Pilot-controlled airports are safe and the traffic flow is efficient provided that everyone is good about announcing their position and intention and complying with the rules. But remember, at an airport without a control tower, there's no requirement for airplanes to be equipped with radios and many of the light-sport airplanes won't be, so vigilance is vital.

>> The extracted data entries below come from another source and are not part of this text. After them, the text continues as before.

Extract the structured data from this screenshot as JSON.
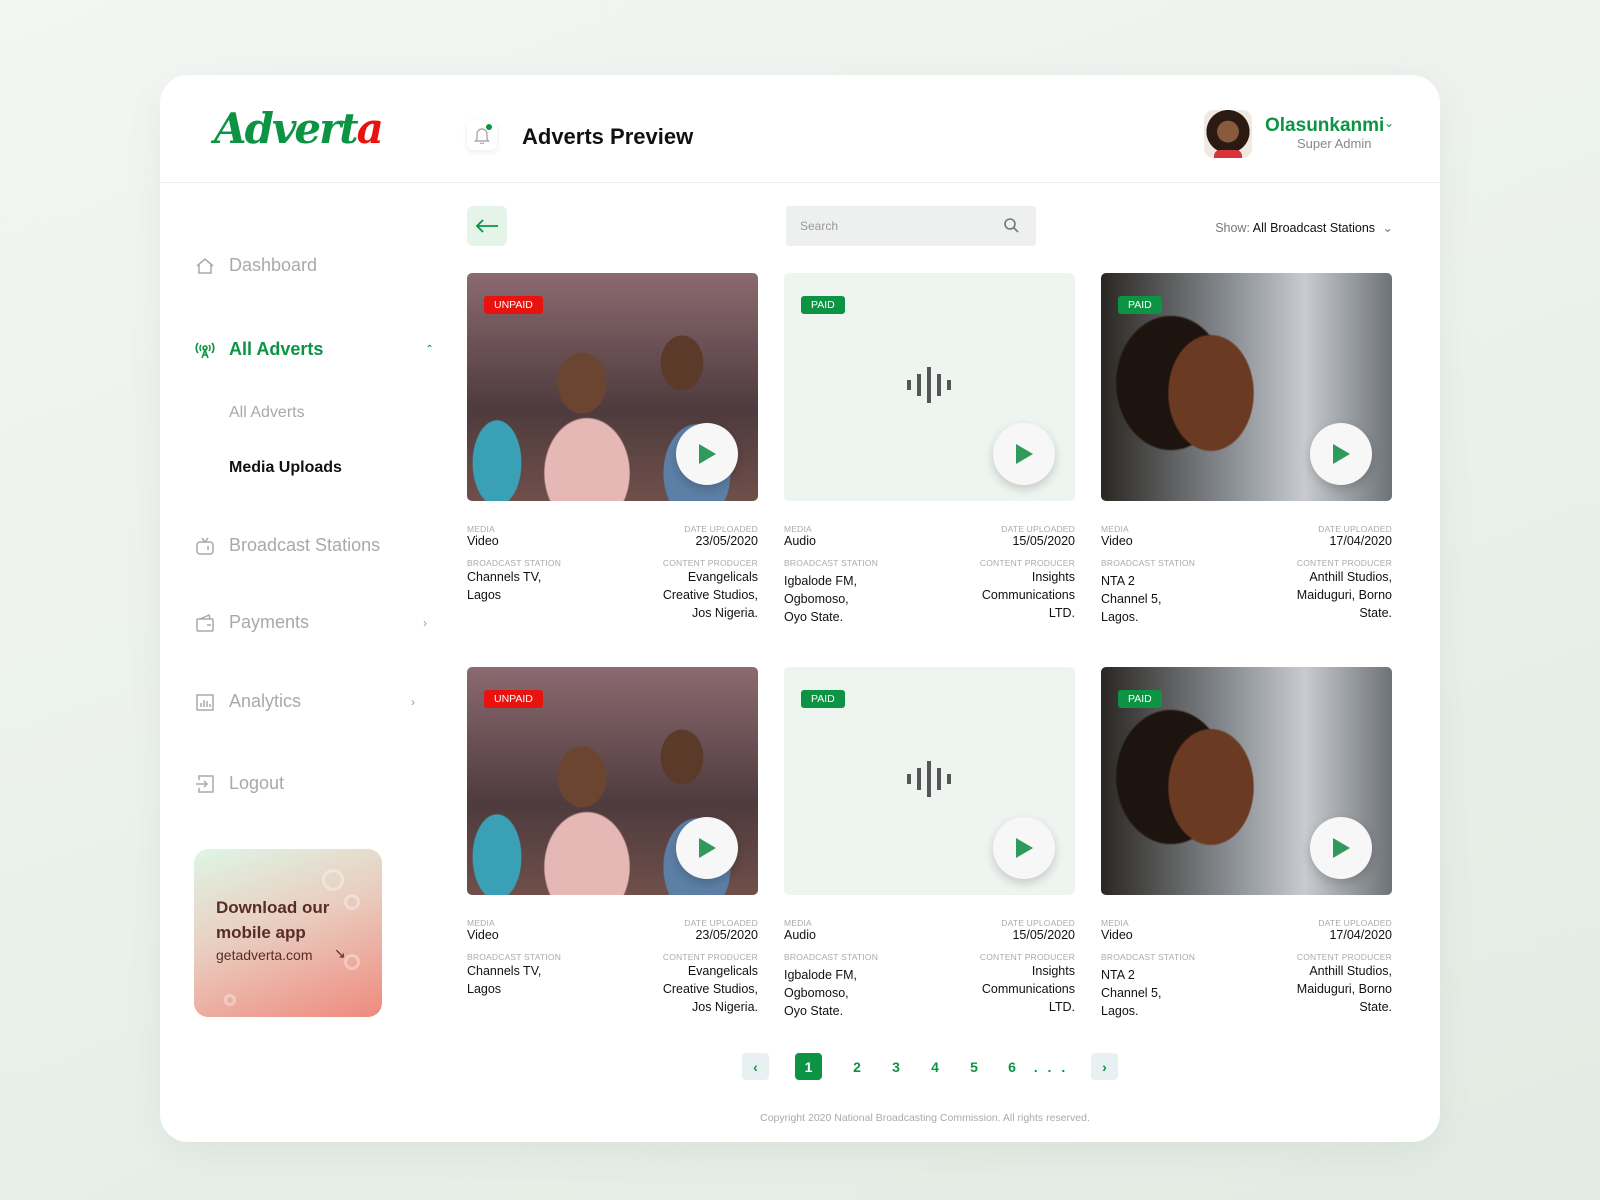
{
  "brand": {
    "logo_main": "Advert",
    "logo_accent": "a",
    "green": "#0c9444",
    "red": "#e8130f"
  },
  "header": {
    "title": "Adverts Preview",
    "user_name": "Olasunkanmi",
    "user_role": "Super Admin"
  },
  "sidebar": {
    "items": [
      {
        "label": "Dashboard",
        "icon": "home-icon"
      },
      {
        "label": "All Adverts",
        "icon": "broadcast-antenna-icon",
        "active": true,
        "expanded": true
      },
      {
        "label": "Broadcast Stations",
        "icon": "tv-icon"
      },
      {
        "label": "Payments",
        "icon": "wallet-icon"
      },
      {
        "label": "Analytics",
        "icon": "bar-chart-icon"
      },
      {
        "label": "Logout",
        "icon": "logout-icon"
      }
    ],
    "subitems": [
      {
        "label": "All Adverts"
      },
      {
        "label": "Media Uploads",
        "active": true
      }
    ],
    "promo": {
      "title": "Download our mobile app",
      "link": "getadverta.com"
    }
  },
  "toolbar": {
    "search_placeholder": "Search",
    "show_label": "Show:",
    "show_value": "All Broadcast Stations"
  },
  "labels": {
    "media": "MEDIA",
    "date": "DATE UPLOADED",
    "station": "BROADCAST STATION",
    "producer": "CONTENT PRODUCER"
  },
  "adverts": [
    {
      "status": "UNPAID",
      "media": "Video",
      "date": "23/05/2020",
      "station": [
        "Channels TV,",
        "Lagos"
      ],
      "producer": [
        "Evangelicals",
        "Creative Studios,",
        "Jos Nigeria."
      ]
    },
    {
      "status": "PAID",
      "media": "Audio",
      "date": "15/05/2020",
      "station": [
        "Igbalode FM,",
        "Ogbomoso,",
        "Oyo State."
      ],
      "producer": [
        "Insights",
        "Communications",
        "LTD."
      ]
    },
    {
      "status": "PAID",
      "media": "Video",
      "date": "17/04/2020",
      "station": [
        "NTA 2",
        "Channel 5,",
        "Lagos."
      ],
      "producer": [
        "Anthill Studios,",
        "Maiduguri, Borno",
        "State."
      ]
    },
    {
      "status": "UNPAID",
      "media": "Video",
      "date": "23/05/2020",
      "station": [
        "Channels TV,",
        "Lagos"
      ],
      "producer": [
        "Evangelicals",
        "Creative Studios,",
        "Jos Nigeria."
      ]
    },
    {
      "status": "PAID",
      "media": "Audio",
      "date": "15/05/2020",
      "station": [
        "Igbalode FM,",
        "Ogbomoso,",
        "Oyo State."
      ],
      "producer": [
        "Insights",
        "Communications",
        "LTD."
      ]
    },
    {
      "status": "PAID",
      "media": "Video",
      "date": "17/04/2020",
      "station": [
        "NTA 2",
        "Channel 5,",
        "Lagos."
      ],
      "producer": [
        "Anthill Studios,",
        "Maiduguri, Borno",
        "State."
      ]
    }
  ],
  "pagination": {
    "pages": [
      "1",
      "2",
      "3",
      "4",
      "5",
      "6"
    ],
    "current": "1",
    "ellipsis": ". . ."
  },
  "footer": {
    "copyright": "Copyright 2020 National Broadcasting Commission. All rights reserved."
  }
}
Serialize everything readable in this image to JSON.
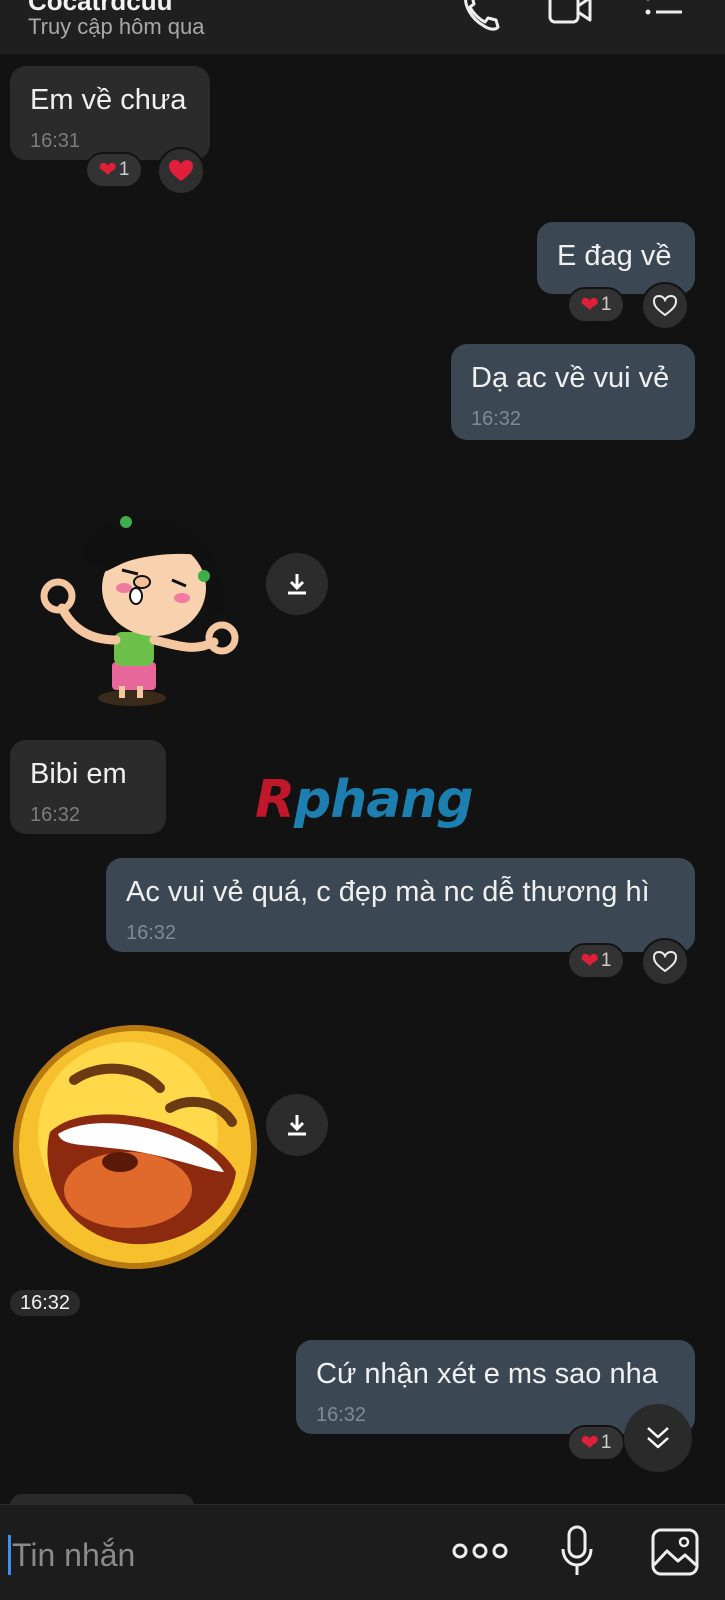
{
  "header": {
    "contact_name": "Cocatrdcuu",
    "last_seen": "Truy cập hôm qua",
    "icons": [
      "phone-icon",
      "video-call-icon",
      "menu-list-icon"
    ]
  },
  "messages": [
    {
      "direction": "in",
      "text": "Em về chưa",
      "time": "16:31",
      "reaction": {
        "emoji": "❤",
        "count": "1"
      }
    },
    {
      "direction": "out",
      "text": "E đag về",
      "time": "",
      "reaction": {
        "emoji": "❤",
        "count": "1"
      }
    },
    {
      "direction": "out",
      "text": "Dạ ac về vui vẻ",
      "time": "16:32"
    },
    {
      "direction": "in",
      "type": "sticker",
      "sticker": "girl-ok-sticker"
    },
    {
      "direction": "in",
      "text": "Bibi em",
      "time": "16:32"
    },
    {
      "direction": "out",
      "text": "Ac vui vẻ quá, c đẹp mà nc dễ thương hì",
      "time": "16:32",
      "reaction": {
        "emoji": "❤",
        "count": "1"
      }
    },
    {
      "direction": "in",
      "type": "sticker",
      "sticker": "laughing-face-sticker",
      "time": "16:32"
    },
    {
      "direction": "out",
      "text": "Cứ nhận xét e ms sao nha",
      "time": "16:32",
      "reaction": {
        "emoji": "❤",
        "count": "1"
      }
    }
  ],
  "watermark": {
    "part1": "R",
    "part2": "phang"
  },
  "composer": {
    "placeholder": "Tin nhắn"
  },
  "colors": {
    "incoming_bubble": "#2b2b2b",
    "outgoing_bubble": "#3b4752",
    "heart": "#e0203a",
    "background": "#121212",
    "cursor": "#3f8ef0"
  }
}
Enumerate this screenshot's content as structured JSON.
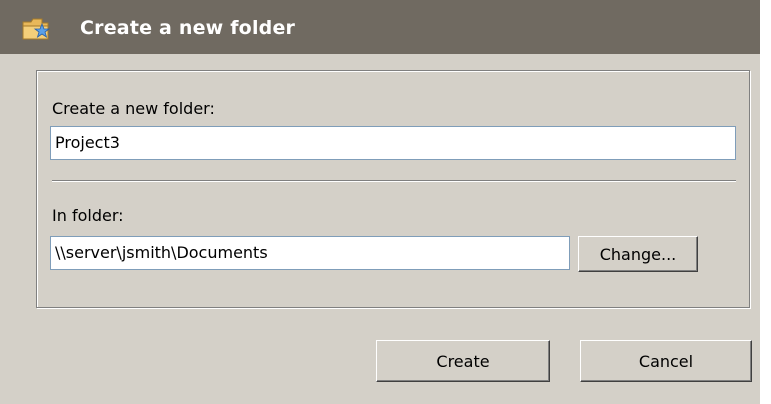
{
  "window": {
    "title": "Create a new folder",
    "icon": "folder-star-icon"
  },
  "new_folder": {
    "label": "Create a new folder:",
    "value": "Project3"
  },
  "in_folder": {
    "label": "In folder:",
    "value": "\\\\server\\jsmith\\Documents",
    "change_label": "Change..."
  },
  "buttons": {
    "create_label": "Create",
    "cancel_label": "Cancel"
  },
  "colors": {
    "titlebar": "#706a61",
    "dialog_bg": "#d4d0c8",
    "textbox_border": "#7f9db9"
  }
}
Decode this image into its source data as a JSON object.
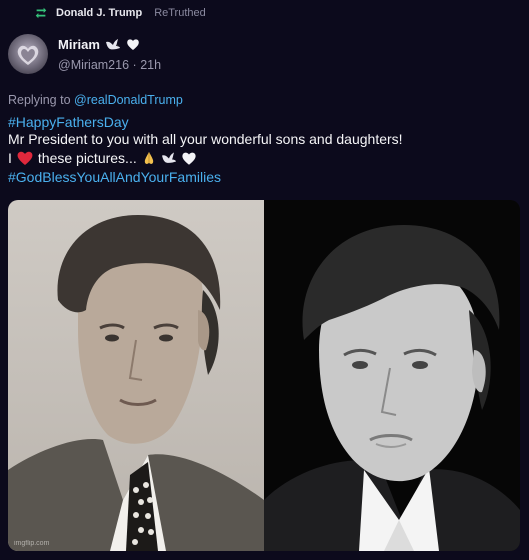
{
  "retruth": {
    "icon": "retruth-icon",
    "name": "Donald J. Trump",
    "label": "ReTruthed"
  },
  "author": {
    "display_name": "Miriam",
    "handle": "@Miriam216",
    "separator": "·",
    "time": "21h",
    "name_icons": [
      "dove-icon",
      "white-heart-icon"
    ]
  },
  "reply": {
    "prefix": "Replying to",
    "target": "@realDonaldTrump"
  },
  "body": {
    "hashtag1": "#HappyFathersDay",
    "line2": "Mr President to you with all your wonderful sons and daughters!",
    "line3_prefix": "I",
    "line3_text": "these pictures...",
    "hashtag2": "#GodBlessYouAllAndYourFamilies"
  },
  "media": {
    "watermark": "imgflip.com"
  },
  "colors": {
    "background": "#0c0a1c",
    "link": "#4ab0ee",
    "muted": "#9a98ad",
    "retruth_green": "#35c27a",
    "red_heart": "#e0283c"
  }
}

As successful as we are at operating at non-tower airports, I still often find it less stressful to land at an airport with a tower. I remember coming back to Columbia County with Robert Goyer in a Cirrus equipped with a Skywatch traffic alerting system. As we approached the airport the Skywatch displayed so many targets flitting around the airport that Robert elected to stay away and do some airwork until things quieted down. A tower and controller would have made it easier by getting us all lined up in sequence for landing.

If you're concerned about someone from the FAA seeing you screw up and that's what's keeping you from making use of a valuable resource, be assured the last thing a controller wants to do is go through the hassle of writing you up. They'd much rather keep you from making a mistake. When I was building time for my commercial rating I volunteered to fly a Cessna 150 up to Bradley International Airport in Windsor Locks, Connecticut. The controller cleared me to land on Runway 1. I assumed the runway directly in front of me was the one I was cleared to land on. As it became obvious I was lining up for Runway 6, the controller called, "Would you prefer to land on the runway in front of you or the one I cleared you to land on?" Oops! "I'll take the one I'm lined up for, if that's okay?" "Cleared to land Runway 6." If that had been an uncontrolled field and there was other traffic it might have ended differently.

Pilots who are really apprehensive about approaching and landing at an airport with a control tower for fear of being seen doing something wrong can take some hope from NASA's Small Airport Transportation System (SATS). Fully implemented, the system could employ an Airport Management Module (AMM), described as a "computer chip on a stick," at smaller airports to act as an automated tower to prioritize and sequence aircraft based on their ADS-B position, altitude and speed. In the meantime, if Josh Haviland is typical, the controllers aren't there to bust us for mistakes, but to help keep us from making them. Remember, though, you're the pilot in command. Never let a controller-or the situation-cause you to attempt something you're not comfortable doing. The controller is there to help you, but when push comes to shove, you're the one in charge.